As the erudite public intellectual and Anambra State’s former Commissioner for Information and Public Enlightenment, C. Don Adinuba, said, “Chief MKO Abiola never left anyone in doubt that he was greatly inspired by the nationalism, patriotism and sportsmanlike spirit of Nigeria’s first president, Dr Nnamdi Azikiwe, (GCFR, PC). Abiola remained an avowed Zikist up to his death.”
To give him his due, former President Buhari completed the building and commissioning of the exquisite Zik Mausoleum at Onitsha.
What remains now is to declare Zik’s birthday a national holiday.
Ghanaians observe the birthday of their first president, Dr Kwame Nkrumah, himself a Zik protégé.
Tanzanians observe a national holiday in memory of their first president, Mwalimu Julius Nyerere, as Angolans do in memory of Dr Agustiono Neto, their first president.
The Great Zik of Africa was not just Nigeria’s first president or the man who led Nigeria to independence in 1960.
He was Nigeria’s first indigenous Governor-General and the first Senate President.
He was the first Nigerian to build a bank, thus inspiring his colleagues as regional premiers in the 1950s to establish their own banks. He was also the first Nigerian to set up a university, and consequently challenged his peers to follow in his footsteps.
A Nigerian nationalist of incomparable status and a man of letters through and through, the Great Zik of Africa had established as early as the 1950s newspapers in Ibadan, Zaria, Kano, Onitsha, Port Harcourt and, of course, Lagos to fight for Nigeria’s liberation from oppressive colonial rule.
Zik inspired a generation of Africans, including the late President Nkrumah of Ghana, Chief Obafemi Awolowo and Dr Nwafor Orizu, who became Nigeria’s second Senate President.
It has, therefore, become somewhat a national scandal that a national holiday has yet to be declared in honour of this great African inspirer of vision.

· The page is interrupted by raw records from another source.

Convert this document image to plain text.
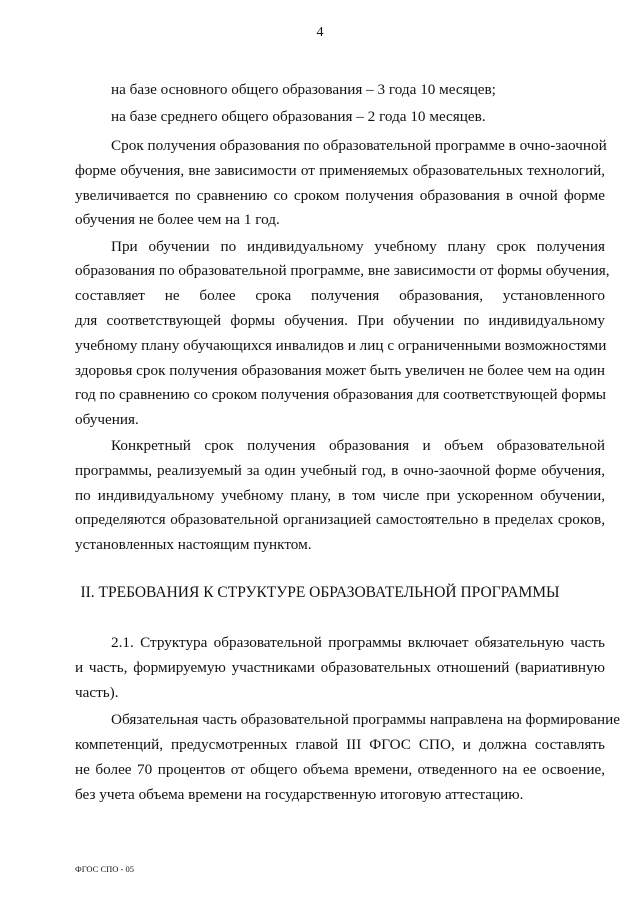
4
на базе основного общего образования – 3 года 10 месяцев;
на базе среднего общего образования – 2 года 10 месяцев.
Срок получения образования по образовательной программе в очно-заочной
форме обучения, вне зависимости от применяемых образовательных технологий,
увеличивается по сравнению со сроком получения образования в очной форме
обучения не более чем на 1 год.
При обучении по индивидуальному учебному плану срок получения
образования по образовательной программе, вне зависимости от формы обучения,
составляет не более срока получения образования, установленного
для соответствующей формы обучения. При обучении по индивидуальному
учебному плану обучающихся инвалидов и лиц с ограниченными возможностями
здоровья срок получения образования может быть увеличен не более чем на один
год по сравнению со сроком получения образования для соответствующей формы
обучения.
Конкретный срок получения образования и объем образовательной
программы, реализуемый за один учебный год, в очно-заочной форме обучения,
по индивидуальному учебному плану, в том числе при ускоренном обучении,
определяются образовательной организацией самостоятельно в пределах сроков,
установленных настоящим пунктом.
II. ТРЕБОВАНИЯ К СТРУКТУРЕ ОБРАЗОВАТЕЛЬНОЙ ПРОГРАММЫ
2.1. Структура образовательной программы включает обязательную часть
и часть, формируемую участниками образовательных отношений (вариативную
часть).
Обязательная часть образовательной программы направлена на формирование
компетенций, предусмотренных главой III ФГОС СПО, и должна составлять
не более 70 процентов от общего объема времени, отведенного на ее освоение,
без учета объема времени на государственную итоговую аттестацию.
ФГОС СПО - 05
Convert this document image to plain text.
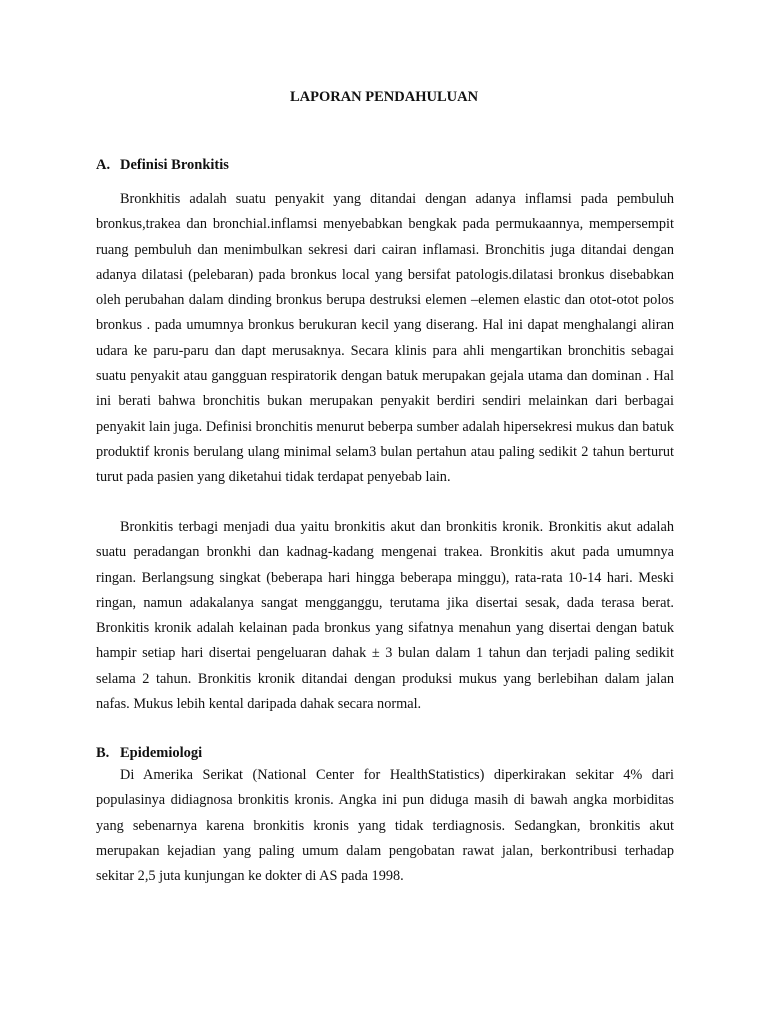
LAPORAN PENDAHULUAN
A. Definisi Bronkitis

Bronkhitis adalah suatu penyakit yang ditandai dengan adanya inflamsi pada pembuluh bronkus,trakea dan bronchial.inflamsi menyebabkan bengkak pada permukaannya, mempersempit ruang pembuluh dan menimbulkan sekresi dari cairan inflamasi. Bronchitis juga ditandai dengan adanya dilatasi (pelebaran) pada bronkus local yang bersifat patologis.dilatasi bronkus disebabkan oleh perubahan dalam dinding bronkus berupa destruksi elemen –elemen elastic dan otot-otot polos bronkus . pada umumnya bronkus berukuran kecil yang diserang. Hal ini dapat menghalangi aliran udara ke paru-paru dan dapt merusaknya. Secara klinis para ahli mengartikan bronchitis sebagai suatu penyakit atau gangguan respiratorik dengan batuk merupakan gejala utama dan dominan . Hal ini berati bahwa bronchitis bukan merupakan penyakit berdiri sendiri melainkan dari berbagai penyakit lain juga. Definisi bronchitis menurut beberpa sumber adalah hipersekresi mukus dan batuk produktif kronis berulang ulang minimal selam3 bulan pertahun atau paling sedikit 2 tahun berturut turut pada pasien yang diketahui tidak terdapat penyebab lain.

Bronkitis terbagi menjadi dua yaitu bronkitis akut dan bronkitis kronik. Bronkitis akut adalah suatu peradangan bronkhi dan kadnag-kadang mengenai trakea. Bronkitis akut pada umumnya ringan. Berlangsung singkat (beberapa hari hingga beberapa minggu), rata-rata 10-14 hari. Meski ringan, namun adakalanya sangat mengganggu, terutama jika disertai sesak, dada terasa berat. Bronkitis kronik adalah kelainan pada bronkus yang sifatnya menahun yang disertai dengan batuk hampir setiap hari disertai pengeluaran dahak ± 3 bulan dalam 1 tahun dan terjadi paling sedikit selama 2 tahun. Bronkitis kronik ditandai dengan produksi mukus yang berlebihan dalam jalan nafas. Mukus lebih kental daripada dahak secara normal.

B. Epidemiologi

Di Amerika Serikat (National Center for HealthStatistics) diperkirakan sekitar 4% dari populasinya didiagnosa bronkitis kronis. Angka ini pun diduga masih di bawah angka morbiditas yang sebenarnya karena bronkitis kronis yang tidak terdiagnosis. Sedangkan, bronkitis akut merupakan kejadian yang paling umum dalam pengobatan rawat jalan, berkontribusi terhadap sekitar 2,5 juta kunjungan ke dokter di AS pada 1998.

This national blight ought to end by declaring November 16 of every year a national holiday in commemoration of Dr Azikiwe’s birthday.
A quintessential Renaissance man, Zik was a politician, poet, author, orator, sportsman, visionary, and nationalist, but above all else, a remarkable human being.
Zik lived and died as the acclaimed Father of Modern Nigeria, the complete Nigerian in every aspect of his life.
Born in the Hausa-Fulani North of Eastern Igbo parentage, Zik spent his most productive years in the Yoruba West. He spoke Hausa, Yoruba and Igbo fluently, as well as other Nigerian languages.
He was a welcome presence everywhere in the country.
A native of Onitsha in Anambra State, Zik was born on November 16, 1904, in Zungeru and died on May 11, 1996.
Zik who wore the traditional title of Owelle of Onitsha with uncommon aplomb was the celebrated author of books such as Renascent Africa, Liberia in World Politics, My Odyssey etc.
Even as Nigeria’s President Dr. Nnamdi Azikiwe took out time to write the foreword of the important book Reflections – Nigerian Prose & Verse’ edited by Frances Ademola thusly: “The poems and stories in this book have given me immense pleasure. Nothing can be more poignantly, and more amusingly, relevant than Wole Soyinka’s “Telephone Conversation.” The formal elegance of Chinua Achebe’s stories, the deeply traditional yet fanciful quality of Amos Tutuola’s, the exuberant pace of Cyprian Ekwensi’s and the graphic liveliness of description in Onuora Nzekwu’s have already earned all these writers an honoured place in world literature. Nkem Nwankwo’s whimsical narrative and his individuality of observation will earn him, and several others among the young contributors in this volume, a place of their own as well.”
A national holiday for the leader who made Nigeria’s independence possible is very imperative. It is especially crucial at this time that Nigerians are being torn apart by centrifugal power mongers. I just saw a viral Whatsapp video where Zik made the rousing 1960 Independence Day speech calling on Alhaji Ahmadu Bello (Sardauna of Sokoto), Chief Obafemi Awolowo and other leaders to work with him to put Nigeria together in progress. That is the way to go.
The Nnamdi Azikiwe national holiday, or Zik’s Day, is an idea whose time has come in celebration of the father of modern Nigeria.